The current $34 billion capital program is expected to drive revenue growth and cash flow expansion in the next few years.
Despite the growth profile, the stock took a big hit over the past six months, largely due to ongoing challenges and surging costs on its Coastal GasLink pipeline. The project will eventually bring natural gas from producers in northeastern British Columbia to a new liquified natural gas (LNG) facility being built on the B.C. coast. At its annual investor day in November, TC Energy said the development is 80% complete, and the company will provide an updated cost forecast in early 2023.
The board still intends to raise the dividend by 3-5% annually through 2026.
At the time of writing, TC Energy stock trades for close to $57 per share. This is down from the 2022 high around $74. Investors who buy TRP stock at the current level can get a 6.3% dividend yield.
Bank of Nova Scotia
Bank of Nova Scotia (TSX:BNS) is down about 27% over the past 12 months.
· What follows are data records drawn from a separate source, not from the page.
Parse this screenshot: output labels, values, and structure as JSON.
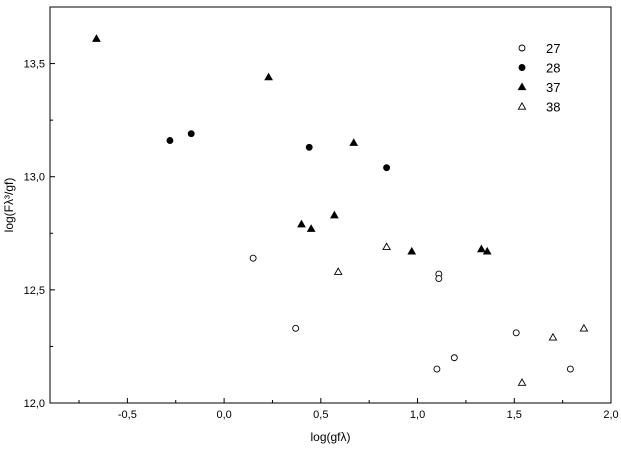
{
  "chart_data": {
    "type": "scatter",
    "xlabel": "log(gfλ)",
    "ylabel": "log(Fλ³/gf)",
    "xlim": [
      -0.9,
      2.0
    ],
    "ylim": [
      12.0,
      13.75
    ],
    "xticks": [
      -0.5,
      0.0,
      0.5,
      1.0,
      1.5,
      2.0
    ],
    "xtick_labels": [
      "-0,5",
      "0,0",
      "0,5",
      "1,0",
      "1,5",
      "2,0"
    ],
    "yticks": [
      12.0,
      12.5,
      13.0,
      13.5
    ],
    "ytick_labels": [
      "12,0",
      "12,5",
      "13,0",
      "13,5"
    ],
    "grid": false,
    "legend_position": "top-right",
    "series": [
      {
        "name": "27",
        "marker": "circle-open",
        "points": [
          {
            "x": 0.15,
            "y": 12.64
          },
          {
            "x": 0.37,
            "y": 12.33
          },
          {
            "x": 1.1,
            "y": 12.15
          },
          {
            "x": 1.11,
            "y": 12.57
          },
          {
            "x": 1.11,
            "y": 12.55
          },
          {
            "x": 1.19,
            "y": 12.2
          },
          {
            "x": 1.51,
            "y": 12.31
          },
          {
            "x": 1.79,
            "y": 12.15
          }
        ]
      },
      {
        "name": "28",
        "marker": "circle-filled",
        "points": [
          {
            "x": -0.28,
            "y": 13.16
          },
          {
            "x": -0.17,
            "y": 13.19
          },
          {
            "x": 0.44,
            "y": 13.13
          },
          {
            "x": 0.84,
            "y": 13.04
          }
        ]
      },
      {
        "name": "37",
        "marker": "triangle-filled",
        "points": [
          {
            "x": -0.66,
            "y": 13.61
          },
          {
            "x": 0.23,
            "y": 13.44
          },
          {
            "x": 0.4,
            "y": 12.79
          },
          {
            "x": 0.45,
            "y": 12.77
          },
          {
            "x": 0.57,
            "y": 12.83
          },
          {
            "x": 0.67,
            "y": 13.15
          },
          {
            "x": 0.97,
            "y": 12.67
          },
          {
            "x": 1.33,
            "y": 12.68
          },
          {
            "x": 1.36,
            "y": 12.67
          }
        ]
      },
      {
        "name": "38",
        "marker": "triangle-open",
        "points": [
          {
            "x": 0.59,
            "y": 12.58
          },
          {
            "x": 0.84,
            "y": 12.69
          },
          {
            "x": 1.54,
            "y": 12.09
          },
          {
            "x": 1.7,
            "y": 12.29
          },
          {
            "x": 1.86,
            "y": 12.33
          }
        ]
      }
    ]
  }
}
The decline through most of 2022 occurred, as investors became increasingly concerned about the threat of a recession 2023.
The Bank of Canada and the U.S. Federal Reserve raised interest rates aggressively last year and are expected to push rates even higher in the coming weeks in an ongoing effort to cool off an overheated economy and get inflation under control. The combination of higher living costs and soaring debt expenses has investors worried that thousands of businesses and households will not be able to make their loan payments once they burn through their pandemic savings.
In the event the central banks trigger a deep recession, unemployment could surge, and the bankruptcy claims could skyrocket. Canada’s housing market could potentially shift from a controlled downturn to a crash. In that scenario, Bank of Nova Scotia and its peers might see larger-than-expected loan losses.
Bank of Nova Scotia’s incoming chief executive officer recently said that 20,000 residential mortgage customers are considered vulnerable if conditions deteriorate. This would be about 2.5% of the mortgage portfolio, which is easily manageable.
How the situation will ultimately pan out is anyone’s guess. Economists broadly expect a recession to be short and mild. Even if it turns out to be worse than that, the drop in Bank of Nova Scotia’s share price appears overdone.
Investors can buy the stock for just 8.6 times trailing 12-month earnings right now and can pick up a 6% dividend yield.
The bottom line on top TSX stocks to buy for passive income
Additional downside is certainly possible, but contrarian investors seeking reliable passive income might want to consider adding TC Energy and Bank of Nova Scotia to their portfolios while these top TSX dividend stocks are out of favour.